Vivre des relations affectives proches et régulières retarde l’apparition des pertes de mobilité et même, comme certaines études le confirment, les troubles liés aux maladies neurodégénératives. L’accompagnement relationnel bénévole participe donc à la prévention de la perte d’autonomie, au maintien des personnes à domicile, favorise l’accès aux aides, aux services, aux droits et facilite l’intervention des professionnels. Il évite bien souvent les placements d’urgence en établissement et améliore les conditions de retour à domicile en cas d’hospitalisation. Il est particulièrement essentiel dans les périodes de vulnérabilité (perte d’un conjoint, maladie, rupture…).
 
L’aide bénévole centrée sur la relation inter personnelle entre deux « citoyens » intervient aussi bien dans des contextes très médicalisés qu’à domicile ou en établissement.

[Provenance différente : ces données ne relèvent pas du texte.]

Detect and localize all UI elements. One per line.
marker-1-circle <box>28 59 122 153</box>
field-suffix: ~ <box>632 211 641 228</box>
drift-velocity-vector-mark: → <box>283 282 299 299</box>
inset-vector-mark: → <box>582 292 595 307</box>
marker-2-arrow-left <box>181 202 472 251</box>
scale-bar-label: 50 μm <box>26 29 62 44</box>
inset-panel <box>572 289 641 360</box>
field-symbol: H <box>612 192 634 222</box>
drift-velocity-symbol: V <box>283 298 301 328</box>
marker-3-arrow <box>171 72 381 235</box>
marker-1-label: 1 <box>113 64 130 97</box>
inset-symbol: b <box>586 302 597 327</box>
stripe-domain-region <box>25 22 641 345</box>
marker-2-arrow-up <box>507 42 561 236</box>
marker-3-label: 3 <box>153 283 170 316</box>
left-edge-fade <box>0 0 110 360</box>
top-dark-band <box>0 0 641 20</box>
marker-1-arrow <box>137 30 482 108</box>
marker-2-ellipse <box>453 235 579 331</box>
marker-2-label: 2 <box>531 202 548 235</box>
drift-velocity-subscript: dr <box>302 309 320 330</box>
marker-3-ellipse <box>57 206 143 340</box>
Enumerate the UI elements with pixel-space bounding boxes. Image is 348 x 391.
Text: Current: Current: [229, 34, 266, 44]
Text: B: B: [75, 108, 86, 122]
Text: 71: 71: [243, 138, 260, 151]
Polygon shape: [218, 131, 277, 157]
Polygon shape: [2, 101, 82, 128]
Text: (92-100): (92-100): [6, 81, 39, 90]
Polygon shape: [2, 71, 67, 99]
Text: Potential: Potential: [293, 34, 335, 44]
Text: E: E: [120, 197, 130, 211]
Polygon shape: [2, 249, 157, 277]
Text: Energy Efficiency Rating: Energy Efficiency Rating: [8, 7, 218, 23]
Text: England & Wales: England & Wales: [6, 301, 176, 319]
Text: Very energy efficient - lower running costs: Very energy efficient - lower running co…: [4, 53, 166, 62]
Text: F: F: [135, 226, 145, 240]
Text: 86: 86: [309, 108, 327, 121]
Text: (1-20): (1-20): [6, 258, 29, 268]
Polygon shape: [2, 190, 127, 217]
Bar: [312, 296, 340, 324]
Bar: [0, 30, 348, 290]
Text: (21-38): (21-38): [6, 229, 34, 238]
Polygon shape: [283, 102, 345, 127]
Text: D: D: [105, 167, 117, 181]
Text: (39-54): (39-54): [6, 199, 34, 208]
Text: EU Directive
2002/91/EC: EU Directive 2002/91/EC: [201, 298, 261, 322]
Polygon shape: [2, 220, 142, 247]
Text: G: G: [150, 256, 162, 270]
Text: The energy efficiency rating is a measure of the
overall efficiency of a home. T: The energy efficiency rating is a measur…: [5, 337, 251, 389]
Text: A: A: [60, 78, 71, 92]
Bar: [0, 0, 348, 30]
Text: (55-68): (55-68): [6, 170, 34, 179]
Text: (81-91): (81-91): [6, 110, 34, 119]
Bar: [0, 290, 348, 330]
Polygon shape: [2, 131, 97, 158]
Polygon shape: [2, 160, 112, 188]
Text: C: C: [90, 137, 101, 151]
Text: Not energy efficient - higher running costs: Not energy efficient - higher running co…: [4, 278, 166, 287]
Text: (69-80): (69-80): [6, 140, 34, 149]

Ces relations de proximité participent à une veille efficace auprès des personnes isolées les plus vulnérables en cas d’urgences climatiques ou pandémiques.
 
Un bénévolat associatif

Le bénévolat ne doit pas être instrumentalisé. Il doit être organisé en associations indépendantes. Ce qui motive l’engagement est de pouvoir choisir librement les valeurs et le collectif que l’on veut défendre, de pouvoir influencer un projet commun qui évolue, d’innover et d’exprimer des positions issues de l’expérience. Chaque association a son identité, son histoire et sa culture propres qui doivent être respectées.
 
Par ailleurs, si les relations informelles de proximité, telles que le voisinage, doivent être encouragées, pour être assumées à long terme elles devraient pouvoir s’adosser sur la forme associative d’organisation qui rend la charge plus collective lorsque la personne demande des soins rapprochés ou dans la durée.
 
Sur leur champ, plus sociétal que social (il s’agit ici davantage de fraternité que d’égalité), les associations permettent de répondre à une dimension éthique du débat : mobilisation et engagement de chacun, place et respect des personnes âgées dans la société, amélioration des relations intergénérationnelles, intégration dans la « vie ordinaire », lutte contre la négligence, animation continue du débat…
 
Les associations sont ainsi force de proposition et contribuent à alimenter les réflexions sur la qualité de l’offre de service. Elles peuvent aussi alerter.
 
Une loi qui ose le développement associatif

C’est donc, en effet, plus largement la solidarité primaire de proximité, et non pas exclusivement familiale, qui revêt une dimension décisive pour l’avenir et qui nécessite reconnaissance et appuis des pouvoirs publics. Le rôle et la place de ce bénévolat associatif devraient donc être légitimés dans la loi, à l’instar du bénévolat d’accompagnement dans le champ des soins palliatifs.
 
Ce cadre posé faciliterait l’intervention des acteurs, entre aidants familiaux, associations de bénévoles et professionnels. Il permettrait aussi de se doter de moyens pour engager un véritable programme de développement d’équipes de bénévoles de proximité, à la hauteur des besoins et des enjeux futurs, à la condition sine qua non qu’elles soient organisées sous une forme associative indépendante et dotées d’un projet associatif qui assure la qualité de l’accompagnement par un recrutement, des formations et des modes de soutien adaptés aux bénévoles. Les différents opérateurs associatifs de ce programme agiraient et se coordonneraient dans la proximité et avec les partenaires territoriaux.
 
Oser promouvoir un tel programme serait un signe politique fort de confiance dans la société civile. Il ne fonctionnera que si l’État résiste à l’instrumentalisation du bénévolat.
 
Ce point de vue a été émis par le collectif suivant : Jean‐François SERRES, Secrétaire général des petits frères des Pauvres / Jean FONTANIEU, Secrétaire général de la Fédération de l’Entraide Protestante (FEP) / Dominique THIERRY, Vice‐président national de France Bénévolat / François SOULAGE, Président du Secours Catholique / Richard HUTIN, Directeur Général de la Fondation Claude Pompidou / Michel TANFIN, Président de l’ADMR, la référence du service à la personne / Michèle RIVIERE DE PRECOURT, Présidente Nationale de la Fédération Française des Equipes Saint‐Vincent / Bruno ANGLES D'AURIAC, Président de la Fondation Médéric Alzheimer / Jean‐François MATTEI, Président de la Croix‐Rouge française / Massimo PAONE, Président de la Fondation de l'Armée du Salut / Dominique BALMARY, Président de l’UNIOPSS (Union nationale interfédérale des oeuvres et organismes privés sanitaires et sociaux)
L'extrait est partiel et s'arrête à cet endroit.